Tales of Ruma goes on sale today. I’ve gotten a chance to read the stories. The anthology is a relentless, grimdark, experience. The authors excel in crafting brutal stories, tragic tales, and weaving prose into a violent, punchy, form. The standout story to my eye is “A God of Death” by D.J. Butler, but I’m going to give a quick rundown of each after the jump.
“The Question That Matters” by Jody Lynn Nye (the second time we’ve been ToC buddies) contributed a story where Zeus’ illegitimate children conspire to get their father to acknowledge them.
“A God of Death” by D.J. Butler tells a gripping grimdark story of captives and sacrifice, gods and magic. A retired soldier gets pulled into a conflict he didn’t start, but sure as hell finishes.
“Plough This Earth and Sow It With Salt” Daniel Hand retells the story of the end of the Third Punic War in the Ruma: Dawn of Empire world. The battle is rendered in vivid, gruesome, beautiful prose. And there’s a clash of divine giants. It’s great.
“Unarmored” Aaron Michael Ritchey is a story of battle both external as the forces of Rome clash with those of Carthage, and internal as the protagonist is an outsider struggling to deal with past traumas and present slights.
“The Final Sundering of Hellas” is my contribution to the anthology. Though loyal to his king, a mysterious woman gives Pausanias a command he cannot disobey: kill the king or your family dies. With almost every option leading to the grave, Pausanias must chart a delicate course if he wants to escape with his life and the lives of those he cares about.
“Flying in Darkness” by David Farland is a very short piece about a woman who takes Daedalus’ wings, obeys his warning not to fly too close to the sun, but may still find herself in a deadly situation.
“The Truth Seeker” by Andrew Dunlop is a swords and sandals take on Sherlock Holmes. In the wake of an attack on a festival, the Legion turns to a natural philosopher with a history of solving crimes to get to the bottom of what happened.
“Objects of Allegiance” by Julie Frost is a werewolf story set in the Empire’s frontier. Perhaps there are drawbacks to the Empire weaponizing lycanthropy…
“The Vanished Legions” by Kristin Janz is a story that contemplates the fates of Rome’s most famous “lost legions.” What if the Ninth Legion wasn’t destroyed, or Crassus did not perish at the hands of the Parthians, what if they went… elsewhere?
“The Last Titan” by Quincy J. Allen is a slow building origin story for a legendary terror.
“Storm Warning” by Robert Bagnall is the story of a boy who can foretell storms, and what misfortune could come from such a seemingly positive gift. Bagnall capture the “fairy tale” voice extremely well in this sad story.
“By Any Particular Means” by R. Jon Rock shows that nothing much good can come of engaging dark magic to create a cursed ring and renders the violence in exquisite detail.

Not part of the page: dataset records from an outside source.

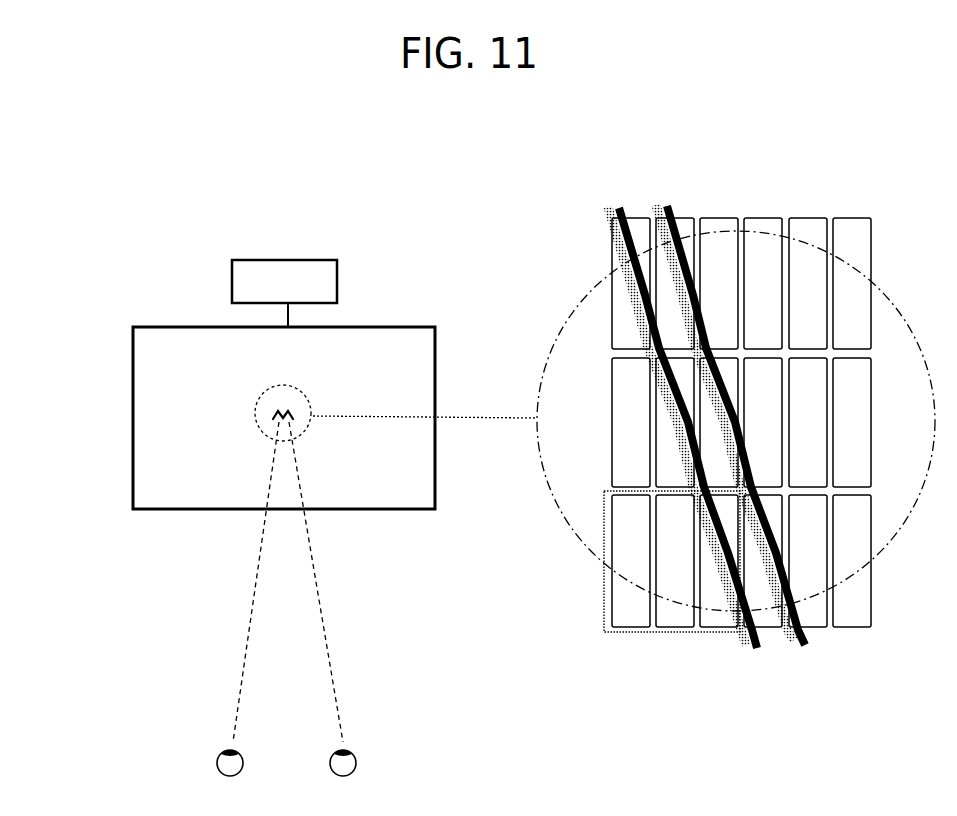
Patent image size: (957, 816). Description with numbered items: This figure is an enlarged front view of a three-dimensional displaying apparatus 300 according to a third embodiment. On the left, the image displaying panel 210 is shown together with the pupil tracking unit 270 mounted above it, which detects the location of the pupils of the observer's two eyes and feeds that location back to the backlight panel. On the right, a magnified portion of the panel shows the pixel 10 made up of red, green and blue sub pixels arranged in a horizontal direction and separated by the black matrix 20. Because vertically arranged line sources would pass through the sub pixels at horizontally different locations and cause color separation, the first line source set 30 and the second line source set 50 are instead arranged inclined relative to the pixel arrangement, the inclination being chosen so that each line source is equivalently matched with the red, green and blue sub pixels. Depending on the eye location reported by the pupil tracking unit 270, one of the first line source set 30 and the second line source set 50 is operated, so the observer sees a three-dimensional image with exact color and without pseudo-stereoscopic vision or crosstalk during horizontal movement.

The pixel 10 is at (603, 573).
The black matrix 20 is at (616, 351).
The first line source set 30 is at (792, 643).
The second line source set 50 is at (763, 643).
The image displaying panel 210 is at (133, 488).
The pupil tracking unit 270 is at (232, 283).
The 3-dimensional displaying apparatus 300 is at (58, 799).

“From the Pan to the Flames” by Ethan Hedman is a fun and violent romp that tells the story of an ambush, and how the off guard soldiers use any weapon available to defend themselves.
“The Cost of Arrogance” by Steve Diamond, betrayed, imprisoned, and thirsty for revenge, what prices must be paid for the favor of the gods?
“The Stone Garden” Martin Greening is the editor of Tales of Ruma, and creator of the Ruma: Dawn of Empire tabletop game that inspired it all. In “The Stone Garden” Martin uses point of view extremely well to tell an atmospheric and sad tale about a young woman and the mother that might not be what she seems.
“I Flavia Cilicum” by Don Perrin gives us a foreboding tomb, devious traps, and evokes the spirit of an old familiar dungeon crawl.